On retrouve enfin dans Ripley Bogle une dénonciation sans concession des mécanismes à l’origine de la pauvreté au Royaume-Uni, une pauvreté qui s’est très fortement accrue sous les gouvernements Thatcher (1979-1990). Le sans-abri se gausse de son statut: «Je rends service aux riches. La richesse sert bien sûr à mesurer la distance qui sépare de la pauvreté.
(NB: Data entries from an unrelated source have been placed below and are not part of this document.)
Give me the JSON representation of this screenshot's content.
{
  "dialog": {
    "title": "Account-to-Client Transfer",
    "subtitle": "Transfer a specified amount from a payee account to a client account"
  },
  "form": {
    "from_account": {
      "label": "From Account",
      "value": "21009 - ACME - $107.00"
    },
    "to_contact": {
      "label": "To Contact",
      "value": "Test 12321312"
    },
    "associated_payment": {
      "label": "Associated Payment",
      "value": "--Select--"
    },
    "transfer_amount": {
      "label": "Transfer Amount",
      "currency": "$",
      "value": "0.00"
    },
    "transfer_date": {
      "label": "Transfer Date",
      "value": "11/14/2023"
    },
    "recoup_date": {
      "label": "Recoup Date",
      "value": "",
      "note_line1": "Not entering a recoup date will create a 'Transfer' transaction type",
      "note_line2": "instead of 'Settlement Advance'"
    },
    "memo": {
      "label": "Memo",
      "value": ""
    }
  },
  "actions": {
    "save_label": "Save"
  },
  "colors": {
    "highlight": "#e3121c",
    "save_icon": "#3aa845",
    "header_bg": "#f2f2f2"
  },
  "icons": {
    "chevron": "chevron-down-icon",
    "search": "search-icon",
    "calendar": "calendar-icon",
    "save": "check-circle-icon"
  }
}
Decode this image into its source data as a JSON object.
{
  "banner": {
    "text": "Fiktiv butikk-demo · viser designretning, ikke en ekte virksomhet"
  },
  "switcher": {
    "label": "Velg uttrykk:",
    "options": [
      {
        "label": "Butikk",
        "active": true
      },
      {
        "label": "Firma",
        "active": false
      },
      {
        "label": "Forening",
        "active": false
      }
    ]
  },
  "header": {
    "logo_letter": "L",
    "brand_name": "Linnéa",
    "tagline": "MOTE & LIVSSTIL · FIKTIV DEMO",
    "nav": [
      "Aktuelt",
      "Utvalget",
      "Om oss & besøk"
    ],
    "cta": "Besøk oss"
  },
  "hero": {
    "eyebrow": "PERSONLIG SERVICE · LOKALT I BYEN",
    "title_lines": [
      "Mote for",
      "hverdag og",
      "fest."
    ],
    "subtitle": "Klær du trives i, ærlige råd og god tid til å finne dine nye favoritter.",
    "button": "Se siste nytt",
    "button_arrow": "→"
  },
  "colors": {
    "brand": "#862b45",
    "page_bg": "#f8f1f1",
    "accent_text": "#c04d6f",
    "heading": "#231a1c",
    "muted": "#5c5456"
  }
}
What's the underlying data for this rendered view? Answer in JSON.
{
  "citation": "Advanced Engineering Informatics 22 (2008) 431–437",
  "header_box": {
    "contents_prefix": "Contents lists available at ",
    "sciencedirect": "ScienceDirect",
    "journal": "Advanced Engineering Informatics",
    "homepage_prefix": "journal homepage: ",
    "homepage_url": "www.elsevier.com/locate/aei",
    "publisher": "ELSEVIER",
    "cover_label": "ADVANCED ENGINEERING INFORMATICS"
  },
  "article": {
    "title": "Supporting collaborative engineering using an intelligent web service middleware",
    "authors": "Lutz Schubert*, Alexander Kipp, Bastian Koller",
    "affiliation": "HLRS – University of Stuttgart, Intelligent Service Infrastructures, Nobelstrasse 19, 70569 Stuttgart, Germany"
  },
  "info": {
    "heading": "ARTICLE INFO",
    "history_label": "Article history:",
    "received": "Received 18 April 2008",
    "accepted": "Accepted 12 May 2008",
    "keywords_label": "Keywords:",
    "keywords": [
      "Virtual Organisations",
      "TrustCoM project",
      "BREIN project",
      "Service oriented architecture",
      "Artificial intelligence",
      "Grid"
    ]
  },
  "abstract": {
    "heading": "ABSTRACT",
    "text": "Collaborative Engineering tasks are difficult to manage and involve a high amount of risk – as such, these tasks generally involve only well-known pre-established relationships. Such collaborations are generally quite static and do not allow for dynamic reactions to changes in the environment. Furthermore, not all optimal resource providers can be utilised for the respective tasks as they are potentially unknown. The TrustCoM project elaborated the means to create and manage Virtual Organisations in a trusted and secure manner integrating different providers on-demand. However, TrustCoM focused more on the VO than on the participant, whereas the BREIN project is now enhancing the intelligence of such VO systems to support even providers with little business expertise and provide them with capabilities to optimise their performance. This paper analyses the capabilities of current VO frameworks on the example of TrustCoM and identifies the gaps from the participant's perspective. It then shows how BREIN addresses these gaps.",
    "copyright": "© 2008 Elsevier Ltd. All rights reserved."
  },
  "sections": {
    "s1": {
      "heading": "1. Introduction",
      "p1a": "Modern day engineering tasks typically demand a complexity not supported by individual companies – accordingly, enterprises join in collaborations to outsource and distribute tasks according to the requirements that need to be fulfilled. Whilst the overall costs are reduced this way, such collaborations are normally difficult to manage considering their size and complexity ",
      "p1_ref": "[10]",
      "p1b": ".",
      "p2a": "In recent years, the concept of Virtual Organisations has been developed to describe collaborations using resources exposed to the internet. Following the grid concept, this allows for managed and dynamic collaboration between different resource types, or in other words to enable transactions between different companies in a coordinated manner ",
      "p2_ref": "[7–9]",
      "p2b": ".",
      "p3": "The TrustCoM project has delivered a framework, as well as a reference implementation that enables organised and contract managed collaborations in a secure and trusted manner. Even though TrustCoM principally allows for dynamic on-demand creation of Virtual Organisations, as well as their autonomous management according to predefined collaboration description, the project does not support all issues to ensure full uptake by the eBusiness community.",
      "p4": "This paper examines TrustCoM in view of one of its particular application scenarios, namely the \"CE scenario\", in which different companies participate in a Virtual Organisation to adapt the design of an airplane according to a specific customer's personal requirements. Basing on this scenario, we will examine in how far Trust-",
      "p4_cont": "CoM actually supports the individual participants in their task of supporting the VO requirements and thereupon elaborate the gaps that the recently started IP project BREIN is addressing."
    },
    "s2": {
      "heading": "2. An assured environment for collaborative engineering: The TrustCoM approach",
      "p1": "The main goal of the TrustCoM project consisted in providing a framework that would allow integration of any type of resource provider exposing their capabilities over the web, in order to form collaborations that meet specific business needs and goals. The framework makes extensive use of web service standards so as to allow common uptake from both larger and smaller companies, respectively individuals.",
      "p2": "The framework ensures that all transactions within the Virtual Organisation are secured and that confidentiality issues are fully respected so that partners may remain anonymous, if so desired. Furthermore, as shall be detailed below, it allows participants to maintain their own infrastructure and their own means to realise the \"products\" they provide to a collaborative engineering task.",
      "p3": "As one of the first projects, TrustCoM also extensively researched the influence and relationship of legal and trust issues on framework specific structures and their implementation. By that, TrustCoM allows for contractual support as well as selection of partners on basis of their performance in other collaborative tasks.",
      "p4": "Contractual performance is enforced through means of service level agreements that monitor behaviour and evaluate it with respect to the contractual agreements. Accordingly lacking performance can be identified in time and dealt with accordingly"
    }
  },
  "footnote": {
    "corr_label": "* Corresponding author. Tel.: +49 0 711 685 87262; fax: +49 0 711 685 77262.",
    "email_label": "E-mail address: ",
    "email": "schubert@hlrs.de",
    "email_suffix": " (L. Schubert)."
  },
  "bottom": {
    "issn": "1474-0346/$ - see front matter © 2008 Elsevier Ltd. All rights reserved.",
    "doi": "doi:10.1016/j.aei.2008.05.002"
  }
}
Il s’agit de savoir à quel point vous n’êtes pas pauvre. Crésus sait qu’il est Crésus seulement lorsqu’il peut voir un vagabond comme moi traîner ses basques loqueteuses devant sa demeure. Il a besoin de moi. Que seraient les riches sans moi? […] Incidemment, l’un des pires aspects de la dèche c’est l’arrivée, l’injection de sans-abri tout frais et plus pimpants. […] Ces amateurs ont été attirés dans la rue par la méritocratie forcenée des années quatre-vingt. On leur a appris à espérer un emploi, une vie et un toit; ou du moins un emploi merdique, une vie et un trou. A leur grande surprise, ils obtiennent encore moins que ça. D’ailleurs, la plupart n’obtiennent rien du tout. Un rien précis, chirurgical.» Quelques années après Ripley Bogle,  Robert Mac Liam Wilson poussera plus avant la réflexion sur la pauvreté, dans l’excellent et pertinent essai Les Dépossédés.